A/N: You know how I say you shouldn't ask about these random one shots? You can ask about the other ones, now. This one has no explanation.
Bonus points to the people that get the reference to the Cena/Edge hotel promo.
"I'll take a Miller High Life, please," Ken Kennedy told the waitress as she handed him a menu.
"I'll have a Bud Lite," Jericho ordered as he took his menu from the waitress.
"Whoa, whoa, whoa," Kennedy interrupted, "this is Wisconsin. Better yet, this is Green Bay, Wisconsin. We don't believe in that Budweiser junk. Give him a Miller Lite."
"That's great because we don't even carry Budweiser here," the waitress informed the three men. "And for you?" she asked, turning to Edge.
"I'll have a mimosa, if it's not too much trouble," Edge smiled.
Kennedy and Jericho stared at Edge with dropped jaws.
"A…mimosa?" Kennedy reiterated, not exactly understanding why Edge would order such a drink.
"Yes, a mimosa," Edge nodded. The waitress confirmed their order and went to get it as the three men mulled over the menu.
"Edge, you're in a sports bar for the Packers game. Why couldn't you order a more…I don't know, manly alcoholic beverage?" Kennedy asked, getting embarrassed in his hometown.

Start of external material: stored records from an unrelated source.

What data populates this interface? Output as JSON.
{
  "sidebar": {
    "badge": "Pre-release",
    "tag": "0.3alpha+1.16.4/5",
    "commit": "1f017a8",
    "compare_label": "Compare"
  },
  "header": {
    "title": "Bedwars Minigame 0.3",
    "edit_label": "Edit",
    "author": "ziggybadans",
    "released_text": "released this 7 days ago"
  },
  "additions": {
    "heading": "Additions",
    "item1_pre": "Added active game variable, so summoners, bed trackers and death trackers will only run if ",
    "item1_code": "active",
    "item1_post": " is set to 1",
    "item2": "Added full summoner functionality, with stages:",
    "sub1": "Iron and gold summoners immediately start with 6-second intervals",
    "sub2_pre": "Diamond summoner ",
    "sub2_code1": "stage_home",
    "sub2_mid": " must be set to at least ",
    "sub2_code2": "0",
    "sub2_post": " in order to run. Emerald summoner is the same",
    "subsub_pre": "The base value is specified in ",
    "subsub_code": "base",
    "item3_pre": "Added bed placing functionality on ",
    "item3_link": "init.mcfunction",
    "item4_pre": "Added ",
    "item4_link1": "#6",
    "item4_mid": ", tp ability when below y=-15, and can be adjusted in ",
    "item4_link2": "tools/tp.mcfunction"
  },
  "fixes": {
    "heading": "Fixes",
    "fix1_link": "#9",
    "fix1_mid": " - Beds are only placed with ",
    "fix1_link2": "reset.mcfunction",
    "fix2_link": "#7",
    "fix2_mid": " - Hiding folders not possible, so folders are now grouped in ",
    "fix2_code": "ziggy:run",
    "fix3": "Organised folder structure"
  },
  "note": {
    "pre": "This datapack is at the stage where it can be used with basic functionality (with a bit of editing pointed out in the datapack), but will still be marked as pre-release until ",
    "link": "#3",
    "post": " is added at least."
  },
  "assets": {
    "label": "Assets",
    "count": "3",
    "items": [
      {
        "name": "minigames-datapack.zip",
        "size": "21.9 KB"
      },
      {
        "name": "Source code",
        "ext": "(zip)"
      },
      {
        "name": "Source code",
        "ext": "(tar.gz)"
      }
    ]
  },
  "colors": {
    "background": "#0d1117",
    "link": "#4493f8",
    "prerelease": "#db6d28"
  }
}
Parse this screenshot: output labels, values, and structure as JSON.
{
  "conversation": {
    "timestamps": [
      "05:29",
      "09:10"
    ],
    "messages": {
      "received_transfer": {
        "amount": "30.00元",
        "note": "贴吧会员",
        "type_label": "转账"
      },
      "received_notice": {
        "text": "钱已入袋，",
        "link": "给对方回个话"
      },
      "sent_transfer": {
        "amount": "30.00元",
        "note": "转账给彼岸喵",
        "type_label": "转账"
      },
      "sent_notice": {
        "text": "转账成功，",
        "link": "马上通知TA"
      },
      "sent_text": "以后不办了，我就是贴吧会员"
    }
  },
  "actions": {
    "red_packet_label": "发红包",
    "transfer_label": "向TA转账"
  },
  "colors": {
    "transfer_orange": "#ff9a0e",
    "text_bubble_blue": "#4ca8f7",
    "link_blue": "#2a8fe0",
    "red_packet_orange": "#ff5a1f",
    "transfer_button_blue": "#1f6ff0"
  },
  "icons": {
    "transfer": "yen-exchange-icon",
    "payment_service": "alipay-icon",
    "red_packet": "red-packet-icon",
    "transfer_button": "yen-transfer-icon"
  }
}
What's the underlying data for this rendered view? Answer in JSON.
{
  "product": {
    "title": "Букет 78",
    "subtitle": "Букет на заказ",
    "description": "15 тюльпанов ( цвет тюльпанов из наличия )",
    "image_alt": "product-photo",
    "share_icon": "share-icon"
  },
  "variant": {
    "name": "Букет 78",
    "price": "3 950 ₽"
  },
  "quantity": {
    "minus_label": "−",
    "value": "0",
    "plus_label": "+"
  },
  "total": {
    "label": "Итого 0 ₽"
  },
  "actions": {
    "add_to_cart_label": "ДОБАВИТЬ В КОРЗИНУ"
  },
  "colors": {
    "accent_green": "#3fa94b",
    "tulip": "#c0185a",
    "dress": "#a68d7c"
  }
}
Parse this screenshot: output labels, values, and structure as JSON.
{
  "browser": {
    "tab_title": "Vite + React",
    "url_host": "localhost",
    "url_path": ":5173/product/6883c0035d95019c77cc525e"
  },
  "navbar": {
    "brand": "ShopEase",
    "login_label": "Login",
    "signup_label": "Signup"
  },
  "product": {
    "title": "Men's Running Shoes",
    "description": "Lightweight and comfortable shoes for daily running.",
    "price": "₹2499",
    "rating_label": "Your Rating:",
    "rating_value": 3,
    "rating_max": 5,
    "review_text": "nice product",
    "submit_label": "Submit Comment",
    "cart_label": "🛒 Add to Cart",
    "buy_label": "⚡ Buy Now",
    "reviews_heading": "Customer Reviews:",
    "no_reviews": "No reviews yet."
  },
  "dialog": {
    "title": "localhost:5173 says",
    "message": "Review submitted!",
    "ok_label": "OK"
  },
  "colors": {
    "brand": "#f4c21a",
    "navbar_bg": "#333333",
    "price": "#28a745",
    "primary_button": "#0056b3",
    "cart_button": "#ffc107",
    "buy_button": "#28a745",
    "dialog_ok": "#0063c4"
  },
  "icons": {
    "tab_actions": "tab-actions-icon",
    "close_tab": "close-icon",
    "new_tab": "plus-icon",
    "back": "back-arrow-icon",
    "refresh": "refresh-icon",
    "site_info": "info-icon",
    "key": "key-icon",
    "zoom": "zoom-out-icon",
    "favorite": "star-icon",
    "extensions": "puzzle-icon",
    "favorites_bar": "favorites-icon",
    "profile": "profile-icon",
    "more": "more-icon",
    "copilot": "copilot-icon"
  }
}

"Ken, you know that I don't care much for football. It's hockey for pussies," Edge said, but said it quietly enough so he would not offend any fellow football fans nearby.
"Pussies? Pussies? When Brett Favre threw that forty-seven yard touchdown pass just mere days after his father died, was he being a pussy? Are you a pussy when you get slammed to the ground by a three hundred pound man with more force than a Chokeslam from Hell with nothing to cushion your fall but the dreaded frozen tundra? No, you're not," Kennedy ranted, garnering stares from curious onlookers. Some looked at him as if he was crazy. Others looked at him as if he was a motivational speaker giving a beautiful speech about self empowerment.
"Where's the weapons? Where's the sticks?" Edge asked.
"I'll tell you where the sticks are," Jericho muttered under his breath, merely trying to be a jackass.
"Sorry, Ken, I'm from Canada. I believe in hockey. I don't believe in football unless it's the CFL."
"The CFL? Now that's for pussies," Kennedy said.
"Here is your mimosa, sir," the waitress said, setting the orange drink on a coaster in front of Edge.
"Thanks, hun," Edge said, slipping her a five dollar bill.
"And your Millers," she said, giving Jericho and Kennedy their drinks and the tipped her. "Ready to order?"
"Uh…We'll take some nachos and cheese sticks to start off with," Kennedy ordered for the group.
Edge sipped on his mimosa and added, "Oh, would it be too much trouble for a sausage and cheese platter?"
"No, not at all. Your order will be right up."
"Unbelievable," Kennedy rolled his eyes. "This is a damn sports bar, not the Canadian froufrou club."
"I can have high class fun," Edge said.
As promised, the waitress quickly brought their items.
"Excuse me, gents, I need to use the little boys room," Edge said, getting up and leaving the table.
"Why are you so quiet tonight, Chris?" Kennedy asked, downing the rest of his beer.
"You know I think that this is the most peaceful place on earth, right?"
"Are you crazy?"
"I don't know. Watch this," Jericho grinned. He grabbed a butter knife and stabbed one of Edge's cheese wedges with it.
"Did I miss any of the game?" Edge asked, sitting down.
"Nah, pre-game is still on," Kennedy answered, munching on a cheese stick.
Edge spotted the knife in his cheese. "Alright, who cut the cheese?"
"You smelt it, you dealt it," Jericho answered.